Reviews for politics 211
sporkofdoom chapter 1 . 9/24/2006
My favorite parts of this were 'ballroom dancing is an art form not/ a war game' and the beginning in parenthesis, but overall, I like some of your other work better.
caralita chapter 1 . 9/7/2006
wow. the visuals in the last part are so vivid, and you used so few words, good job on this
a lonely september chapter 1 . 8/31/2006
this is so bitter, you can taste it. but there's you in there. you can always know it's you writing the poetry because there's something so magnificent about it.
lackluster chapter 1 . 8/30/2006
the most brilliant opening line. maybe i'm exagerating, but i'm in love with it for the moment.
no.peace.los.angeles chapter 1 . 8/27/2006
Some great images in this one. Bitter coffee and women and silence...that's nice. "i tear between your teeth" - that's just this strong image that I can't get out of my head. Nice work. Keep writing! :)
Moondog Dozier chapter 1 . 8/24/2006
Wonderful sound. Such biting truth, and it brings the situation alive in so few words. Excellent work.
Nobody-n-Particular chapter 1 . 8/21/2006
The war motif and sense of bitterness is expertly done and very fierce. Loved the diction and format.
Elenive chapter 1 . 8/21/2006
"but you're quick on your feet and hard on my heels."

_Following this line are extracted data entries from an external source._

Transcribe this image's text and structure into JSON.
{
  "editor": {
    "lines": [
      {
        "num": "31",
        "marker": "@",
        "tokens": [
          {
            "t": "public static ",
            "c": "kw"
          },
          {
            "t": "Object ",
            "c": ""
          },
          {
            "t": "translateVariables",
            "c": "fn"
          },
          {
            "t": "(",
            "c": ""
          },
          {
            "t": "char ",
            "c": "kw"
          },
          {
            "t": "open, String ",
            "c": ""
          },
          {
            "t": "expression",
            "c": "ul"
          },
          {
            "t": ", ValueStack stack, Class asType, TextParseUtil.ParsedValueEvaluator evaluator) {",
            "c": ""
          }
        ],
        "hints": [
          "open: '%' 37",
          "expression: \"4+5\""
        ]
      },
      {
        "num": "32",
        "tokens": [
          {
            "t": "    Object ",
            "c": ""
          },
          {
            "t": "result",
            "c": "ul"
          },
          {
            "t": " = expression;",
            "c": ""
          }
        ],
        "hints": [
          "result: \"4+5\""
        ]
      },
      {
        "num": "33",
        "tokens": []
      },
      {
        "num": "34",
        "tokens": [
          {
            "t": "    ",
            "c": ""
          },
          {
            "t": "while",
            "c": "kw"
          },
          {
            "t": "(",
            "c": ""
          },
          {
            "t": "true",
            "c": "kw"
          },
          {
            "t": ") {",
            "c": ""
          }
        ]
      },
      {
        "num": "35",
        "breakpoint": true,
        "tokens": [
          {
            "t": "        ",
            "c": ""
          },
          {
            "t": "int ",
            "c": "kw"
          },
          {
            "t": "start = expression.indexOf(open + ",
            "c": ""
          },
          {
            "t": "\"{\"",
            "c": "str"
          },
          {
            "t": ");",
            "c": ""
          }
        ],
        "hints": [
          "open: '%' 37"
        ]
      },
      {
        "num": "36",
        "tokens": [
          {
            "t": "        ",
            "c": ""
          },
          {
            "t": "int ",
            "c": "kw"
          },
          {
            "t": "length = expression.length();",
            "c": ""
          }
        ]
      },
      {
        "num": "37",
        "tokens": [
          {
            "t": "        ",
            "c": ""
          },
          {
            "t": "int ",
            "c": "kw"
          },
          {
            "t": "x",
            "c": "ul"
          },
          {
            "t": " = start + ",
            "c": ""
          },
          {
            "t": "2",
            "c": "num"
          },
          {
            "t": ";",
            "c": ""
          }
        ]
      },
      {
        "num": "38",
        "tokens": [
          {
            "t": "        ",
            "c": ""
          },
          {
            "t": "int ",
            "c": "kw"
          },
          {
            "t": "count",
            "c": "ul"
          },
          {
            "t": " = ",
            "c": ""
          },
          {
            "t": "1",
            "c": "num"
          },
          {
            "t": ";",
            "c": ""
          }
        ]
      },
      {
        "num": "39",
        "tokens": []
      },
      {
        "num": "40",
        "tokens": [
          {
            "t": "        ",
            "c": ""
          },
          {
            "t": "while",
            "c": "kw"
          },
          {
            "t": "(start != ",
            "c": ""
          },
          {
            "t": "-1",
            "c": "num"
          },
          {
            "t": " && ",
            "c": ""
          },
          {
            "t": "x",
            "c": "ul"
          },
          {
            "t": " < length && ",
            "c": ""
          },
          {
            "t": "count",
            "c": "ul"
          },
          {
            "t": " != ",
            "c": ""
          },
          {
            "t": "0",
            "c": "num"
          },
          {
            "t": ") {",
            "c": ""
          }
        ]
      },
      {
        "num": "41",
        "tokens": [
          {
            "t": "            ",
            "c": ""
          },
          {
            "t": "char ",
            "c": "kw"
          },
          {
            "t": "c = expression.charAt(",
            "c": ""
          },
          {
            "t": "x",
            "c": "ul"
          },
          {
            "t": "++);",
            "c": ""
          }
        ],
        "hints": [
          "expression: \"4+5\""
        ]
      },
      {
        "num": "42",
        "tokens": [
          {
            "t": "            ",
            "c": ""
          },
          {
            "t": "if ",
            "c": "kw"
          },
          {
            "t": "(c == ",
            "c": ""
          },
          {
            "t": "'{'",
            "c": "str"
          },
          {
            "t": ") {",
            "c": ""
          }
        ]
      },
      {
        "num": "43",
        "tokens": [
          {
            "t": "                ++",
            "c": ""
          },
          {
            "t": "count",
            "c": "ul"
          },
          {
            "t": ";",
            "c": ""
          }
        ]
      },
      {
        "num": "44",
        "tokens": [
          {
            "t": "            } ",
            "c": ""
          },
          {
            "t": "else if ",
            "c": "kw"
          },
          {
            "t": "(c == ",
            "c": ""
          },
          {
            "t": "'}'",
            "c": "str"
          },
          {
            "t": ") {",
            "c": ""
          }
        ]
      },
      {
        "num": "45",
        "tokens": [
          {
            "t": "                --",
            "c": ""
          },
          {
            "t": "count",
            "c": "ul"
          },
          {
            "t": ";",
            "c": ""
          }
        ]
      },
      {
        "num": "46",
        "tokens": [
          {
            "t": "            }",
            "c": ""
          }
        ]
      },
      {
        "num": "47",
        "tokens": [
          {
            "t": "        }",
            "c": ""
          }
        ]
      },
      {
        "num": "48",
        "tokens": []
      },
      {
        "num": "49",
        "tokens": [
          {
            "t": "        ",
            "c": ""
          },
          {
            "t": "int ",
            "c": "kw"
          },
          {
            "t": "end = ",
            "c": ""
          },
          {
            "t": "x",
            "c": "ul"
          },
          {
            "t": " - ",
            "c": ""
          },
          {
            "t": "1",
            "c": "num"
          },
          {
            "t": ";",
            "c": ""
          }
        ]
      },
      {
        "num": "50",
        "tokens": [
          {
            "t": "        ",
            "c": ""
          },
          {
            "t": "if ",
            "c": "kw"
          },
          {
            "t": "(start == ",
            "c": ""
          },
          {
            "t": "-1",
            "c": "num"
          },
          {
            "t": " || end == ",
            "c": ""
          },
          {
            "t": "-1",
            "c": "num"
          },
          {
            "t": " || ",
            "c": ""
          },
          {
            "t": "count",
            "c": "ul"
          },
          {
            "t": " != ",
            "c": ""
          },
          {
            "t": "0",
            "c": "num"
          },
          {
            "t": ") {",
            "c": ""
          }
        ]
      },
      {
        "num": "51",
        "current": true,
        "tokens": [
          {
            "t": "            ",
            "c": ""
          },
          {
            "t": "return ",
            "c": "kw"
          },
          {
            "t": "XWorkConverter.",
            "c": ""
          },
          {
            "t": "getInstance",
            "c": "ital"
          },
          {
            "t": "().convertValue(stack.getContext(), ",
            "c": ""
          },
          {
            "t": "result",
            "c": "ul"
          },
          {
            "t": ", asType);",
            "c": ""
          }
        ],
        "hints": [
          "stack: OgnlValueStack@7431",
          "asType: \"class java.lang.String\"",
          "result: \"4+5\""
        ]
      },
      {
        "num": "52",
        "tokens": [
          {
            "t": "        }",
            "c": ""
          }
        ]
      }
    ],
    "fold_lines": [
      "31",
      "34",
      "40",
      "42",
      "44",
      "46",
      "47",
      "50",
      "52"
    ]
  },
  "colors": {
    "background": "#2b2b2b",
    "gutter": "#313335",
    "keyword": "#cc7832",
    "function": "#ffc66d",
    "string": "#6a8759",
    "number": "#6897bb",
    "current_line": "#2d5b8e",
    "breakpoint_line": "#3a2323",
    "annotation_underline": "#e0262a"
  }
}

UnfortunateSoul chapter 1 . 8/21/2006
I like political casualty! I think the middle was a little disconnected but the form and ideals behind it were complete. 'You talk barbed wire'
acccountkiller chapter 1 . 8/21/2006
It's admirable how you twist the words into a story like's the form I suppose that's always striking."you talk barbed wire" what an idea! I love it! Or then coffee, women and silence...all bitter...every single little detail like this gives a lot of insight into the story, and it's tone. Excellent :). love, Mia
lavenderfoxdaisy chapter 1 . 8/21/2006
Aquafied chapter 1 . 8/20/2006

makes me want a cup of tea
poetic abortion chapter 1 . 8/20/2006
"(this silence is bitter, the way you take your coffee and your women)" - Brilliant line; seductive and barbed and so. addictive. I love that line like nothing else, it opens the poem up and makes it feel so much more complicated than my brain would like.

"you talk barbed wire" - And you own my heart. That line is beyond pretty. Its temptation because I want to steal it and claim that *I* came up with it; it's so damn beautiful and just owns my heart at this point, I'd go as far as to say my favorite line in the whole poem.

"never the way you want me to." - The middle may have seemed disconnected but this brought it back home and just, gah!, utter love for that line. It's beautiful and wicked and like Aphrodite/Someone-Very-Pretty (Audrie Hephrburn? Marilyn Monroe? Whatever. Mybrainhurts.) pretty.

Just, Oh. My. God. Can I just wibble in my corner and pretend I can come up with something as poignant and beautiful and eye-candy pretty as those lines were? I love it; I'm adding it; this is too pretty for my mind to take seriously. Nothing could be as beautiful-pretty as this was and still hold a fringe of agression/meloncholy. It just can't.

[ fav]

~* Noelle
Talyth chapter 1 . 8/20/2006
I like this a lot. I usually like your poems, though. Keep it up.
sylvia's syndrome chapter 1 . 8/20/2006
I like the condescending tone of this poem. It’s biting and stark. However, I found the first lines, the ones in the parenthesis (parentheses? I always forget which word is right…), a bit cliché and unoriginal – which surprises me, because every other word you’ve written has always struck me as refreshingly innovative. Like all your work, this is well done, but it is not your best.